On last nights episode of Boardwalk Empire the character Billie quoted her father saying “Always on the move but going nowhere fast.” Those words struck a cord. It’s Fall again and it seems that this time every year I am in the same place. Here I am, writing what feels like the same words I’ve written before. Why do I feel so unsettled? And what exactly am I expecting to happen? I have no idea. Once again my life feels at a stand still. But maybe it is supposed to be. Maybe I am supposed to be firmly planted in the same place so I can be the foundation for my children to move forward. I have so many questions of myself that I am trying to get answered. Who am I? What am I doing with my life? And what is to become of me? Maybe it is that “I “am not “I “anymore. “I” have turned into “we”, “us” and “them”.
That occurred to me just now as I am writing this. I suppose sometimes that is why I keep this thing. Blogging, it’s here to workshop my soul! A diary for all to see! Yes, I’ve been asking myself what am I doing here, with this place, where over the past years I’ve poured my heart out, confessed, giggled and mocked. How long do I keep this up? Is it time to retire from this place and bow out gracefully? If I am anything, it is that I am a bundle of confusion and uncertainty. Desperately seeking myself. This is my life so I might as well keep adding it to the journal.
Lately things have been, well, tricky. I’ve entered another realm of parenting. One where children require every iota of my attention. One where I must figure out the psychology of my children to understand where they are coming from. This one hates school and that one must do everything on her own. I’ve had to grab a hold of my emotions and harness them to not react how I instinctively wish to. I seek help by educating myself on discipline and structure. I’ve had to change by behaviors to help my children’s behaviors. It’s all been rather taxing.
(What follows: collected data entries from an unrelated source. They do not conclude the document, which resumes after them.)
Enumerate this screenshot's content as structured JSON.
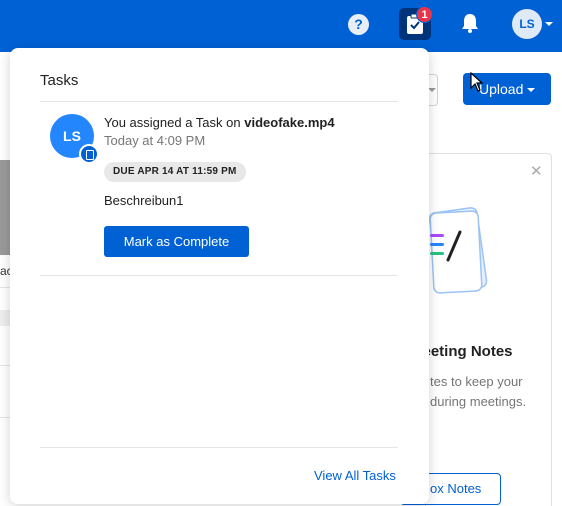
{
  "colors": {
    "brand": "#0061d5",
    "badge": "#e9344a",
    "avatar": "#2486fc"
  },
  "topbar": {
    "help_icon": "?",
    "tasks_badge_count": "1",
    "avatar_initials": "LS"
  },
  "background": {
    "upload_label": "Upload",
    "left_fragment": "ac",
    "notes_title": "Meeting Notes",
    "notes_desc_line1": "tes to keep your",
    "notes_desc_line2": "during meetings.",
    "notes_button": "ox Notes"
  },
  "tasks_popover": {
    "title": "Tasks",
    "task": {
      "avatar_initials": "LS",
      "message_prefix": "You assigned a Task on ",
      "file_name": "videofake.mp4",
      "timestamp": "Today at 4:09 PM",
      "due": "DUE APR 14 AT 11:59 PM",
      "description": "Beschreibun1",
      "complete_button": "Mark as Complete"
    },
    "view_all_label": "View All Tasks"
  }
}
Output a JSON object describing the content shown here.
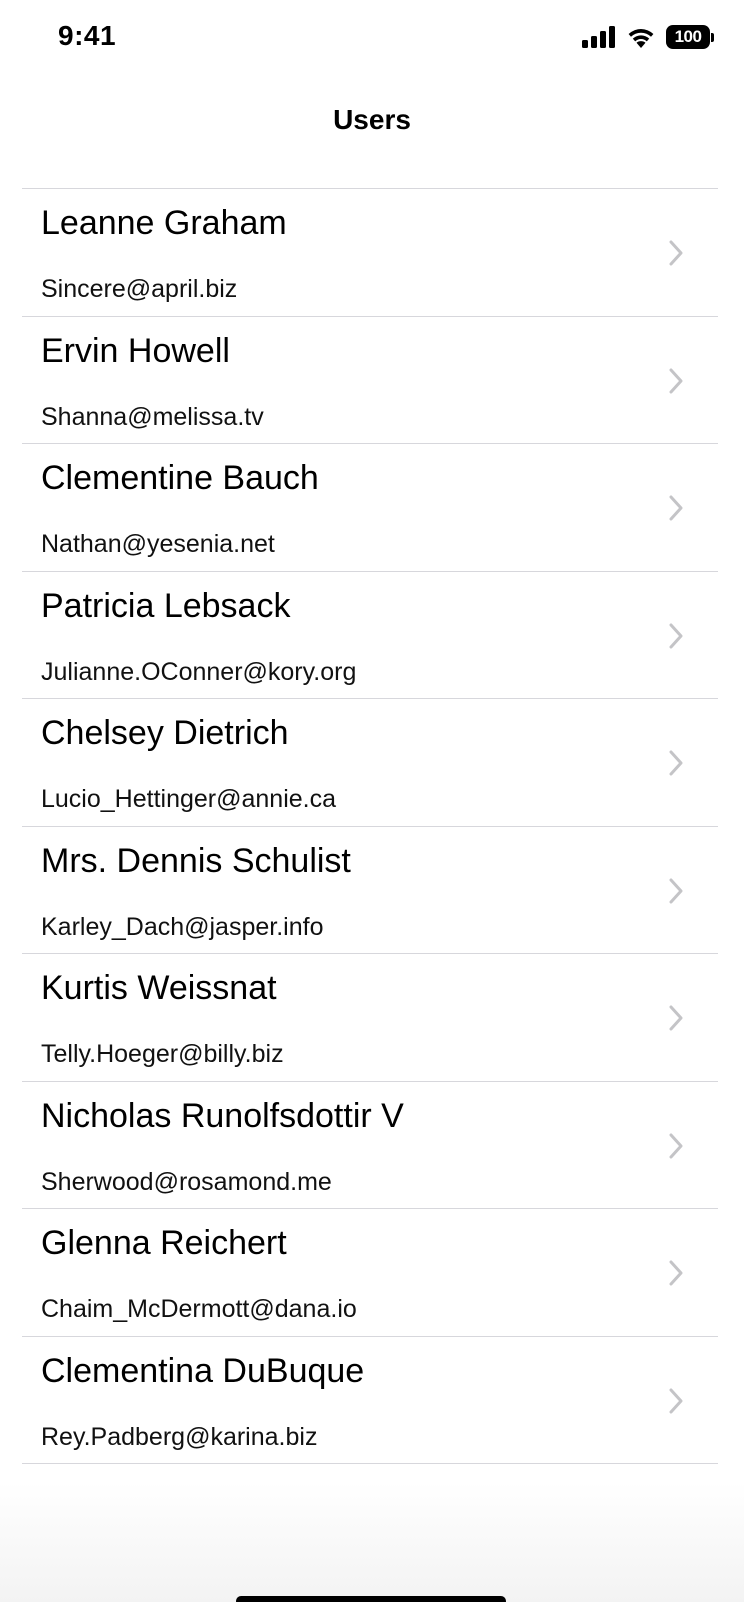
{
  "status_bar": {
    "time": "9:41",
    "battery_level": "100",
    "icons": [
      "signal-icon",
      "wifi-icon",
      "battery-icon"
    ]
  },
  "nav": {
    "title": "Users"
  },
  "users": [
    {
      "name": "Leanne Graham",
      "email": "Sincere@april.biz"
    },
    {
      "name": "Ervin Howell",
      "email": "Shanna@melissa.tv"
    },
    {
      "name": "Clementine Bauch",
      "email": "Nathan@yesenia.net"
    },
    {
      "name": "Patricia Lebsack",
      "email": "Julianne.OConner@kory.org"
    },
    {
      "name": "Chelsey Dietrich",
      "email": "Lucio_Hettinger@annie.ca"
    },
    {
      "name": "Mrs. Dennis Schulist",
      "email": "Karley_Dach@jasper.info"
    },
    {
      "name": "Kurtis Weissnat",
      "email": "Telly.Hoeger@billy.biz"
    },
    {
      "name": "Nicholas Runolfsdottir V",
      "email": "Sherwood@rosamond.me"
    },
    {
      "name": "Glenna Reichert",
      "email": "Chaim_McDermott@dana.io"
    },
    {
      "name": "Clementina DuBuque",
      "email": "Rey.Padberg@karina.biz"
    }
  ],
  "colors": {
    "separator": "#d7d7dc",
    "chevron": "#c4c4c7",
    "text": "#000000",
    "background": "#ffffff"
  }
}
After this weekend I feel like once again my head is above water. I am out of the dark, but hardly out of the wild, wild forest. This is going to go on for years, so I am bracing myself. One thing I do know is that it is never too late to be there for your kids. It is never too late to re-train, re-work and influence their lives. Recently I looked at my son and watched a nervous habit he had and I thought “I did that to you.” Then I thought to myself “now it’s my job to fix it.” So that is what I am doing. I may not be working in the traditional sense of the word. I make no money. I have no 401K and my benefits are sentimental. But come to think of it, I am probably “working” harder than I ever have in my whole life.
Maybe I’ve answered my own questions here. Who am I? I am a mom. What am I doing with my life? I am raising my children. What is to become of me? Well, that one is still a little tricky, but the goal is that I will have two well rounded individuals at the end of the day. I will have two people who love their lives and who have been given every opportunity I can provide for them. It really is all about them. So when am I going to get that through my thick skull?
Bare with me here. Is that being a mom is too ordinary of a job title? I don’t feel ordinary. I never have. It’s like being a plumber, a bus driver or a meter maid. All commendable jobs that must be done, but oh so dull. As a mother you blend in. I’ve always wanted to stand out. You are one of many on the playground or in line at the grocery store. Maybe it’s time to shift perception. PTA president! Local book club organizer! Scrapbooker extraordinaire! What is fullfilling within the realms of what is real? Now I have a new set of questions. When am I going to accept what I have become? When am I going to take pride in this job? I don’t know. I don’t know. I don’t know.